Vanna In’s family came to the United States seeking refuge when he was just 3 years old, fleeing Cambodia and war-torn Vietnam in the 1970s. But the family didn’t find the refuge they sought.

By the time he was 15, In was a young man filled with rage, picking fights and looking for trouble. At home, he said, his mother beat him with a broom stick. At school, he was told to go back to his country.

But as part of a gang, he was among family. He joined because that’s what he was looking for. He started out stealing from people, then robbing people and fighting people. And then one night, In took a man’s life. It was November 1993, and In, then 17,  shot and killed a rival gang member after a party, a crime for which he would serve six years behind bars. He was then ordered to be deported in 2001, stripped of his green card.

“I don’t think I knew what true remorse was at first,” In told The Washington Post. “Maybe I was more sorry I got caught. But in March 1994, I gave my life to God. That’s when I learned to be truly sorry for what I did.”

Now a youth pastor at North Fresno Mennonite Brethren Church, In said he has spent the past 17 years trying to honor the life of the man he killed by helping dozens of gang members get off the streets and find jobs and stability — efforts that grabbed the attention of Democratic California Gov. Jerry Brown this month.

On Friday, Brown pardoned In for the 1993 murder, indicating he hoped it would allow In to avoid deportation back to Cambodia, a country in which he has never set foot. The deportation order has not been executed since it was entered in 2001, In said, because Cambodia was not accepting deportees at that time. Instead, In said, he has been living under an order of supervision, checking in with U.S. Immigration and Customs Enforcement on a regular basis, fearing the supervision order could be revoked at any time.

“While the seriousness of the crime can never be minimized,” Brown wrote in the pardon, “I believe that Mr. In should be permitted to have the chance at remaining in a community to which he has devoted a life of service.”

In was among 36 people Brown pardoned Friday, including two other Cambodian refugees also at risk of deportation. The pardons don’t automatically throw out deportation orders, but allow attorneys to petition an immigration judge to reopen their cases and potentially decide to halt the removals, as the Asian Americans Advancing Justice – Asian Law Caucus explained. Sometimes it works. Sometimes it doesn’t.

Such pardons for immigrants with criminal records have emerged as one tool of resistance to the Trump administration’s deportation efforts in states, like California and New York, that are generally viewed as having hostile relationships with ICE. In July, New York Gov.
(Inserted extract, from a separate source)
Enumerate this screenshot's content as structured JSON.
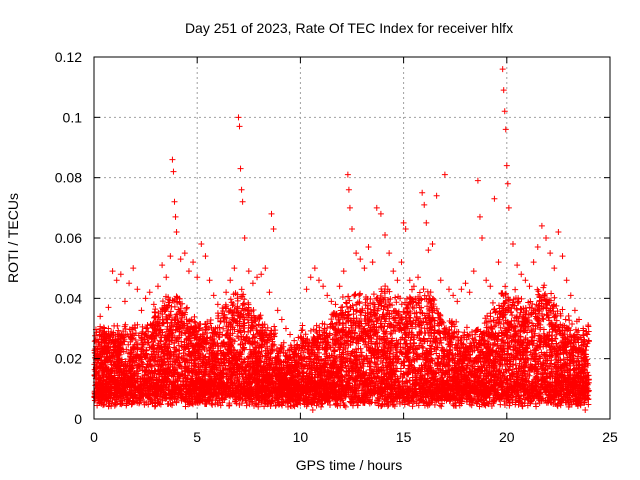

Andrew M. Cuomo granted clemency to seven immigrants facing deportation with minor convictions on their records, most related to drugs. In March, Brown provoked outrage from President Trump when he pardoned five ex-offenders facing deportation whom Brown believed were rehabilitated. Among them were men convicted of kidnapping and robbery, domestic abuse and vehicle theft.

“Is this really what the great people of California want?” Trump tweeted.

With In’s case, hundreds of people wrote to Brown to support his pardon, the governor said, including members of In’s church and young men he helped escape gang life since his release from prison.

Before returning to Fresno to become a “beloved pastor,” as Brown put it, In worked as a counselor for Hope Now for Youth, where he estimates he helped 125 young people complete a job training program and find steady work following his release from prison. He then moved to Greeley, Colo., to co-found Jobs for Hope, where he roamed the city to build relationships with gang members, helping to persuade them to turn their lives around. In estimates he helped 80 young men here.

“I wanted to keep the word ‘hope’ in there, because that’s what people in my situation needed,” In said.

In knew what to look for, because the young people he encountered reminded him of himself: teenagers from poverty and abusive families. In was born in South Vietnam, the youngest of six just after his family fled Cambodia, where his father was a soldier who supported the Americans in the Vietnam War. They took a boat to Thailand and stayed at a refugee camp until finding their way as refugees to the United States. Growing up in Houston, In said he lived in the projects and suffered verbal and physical abuse at home. He said all this is “not an excuse” for committing violence on the streets — but nevertheless contributed to it.

His family later moved to Fresno in the late 1980s. He joined a gang after his older brother was sent to prison — the same gang his brother had been a part of, In said.

“It took years and years of reconciliation,” In said of the murder. “There’s reconciling, and there’s mourning, and then there’s acceptance of responsibility.”

In is grateful to Brown for the second chance, but said he knows from reading the reactions to the news of his pardon that not everyone believes he should get one. Many, he said, want him to go back to Cambodia.

“Some people want to continue to just label me as a murderer. I get it, but it’s hard,” In said. “I know that no matter how good I become or how far away I get, people will still see me a certain way. I’ve come to accept it. I’ve come to accept that’s the way it is.”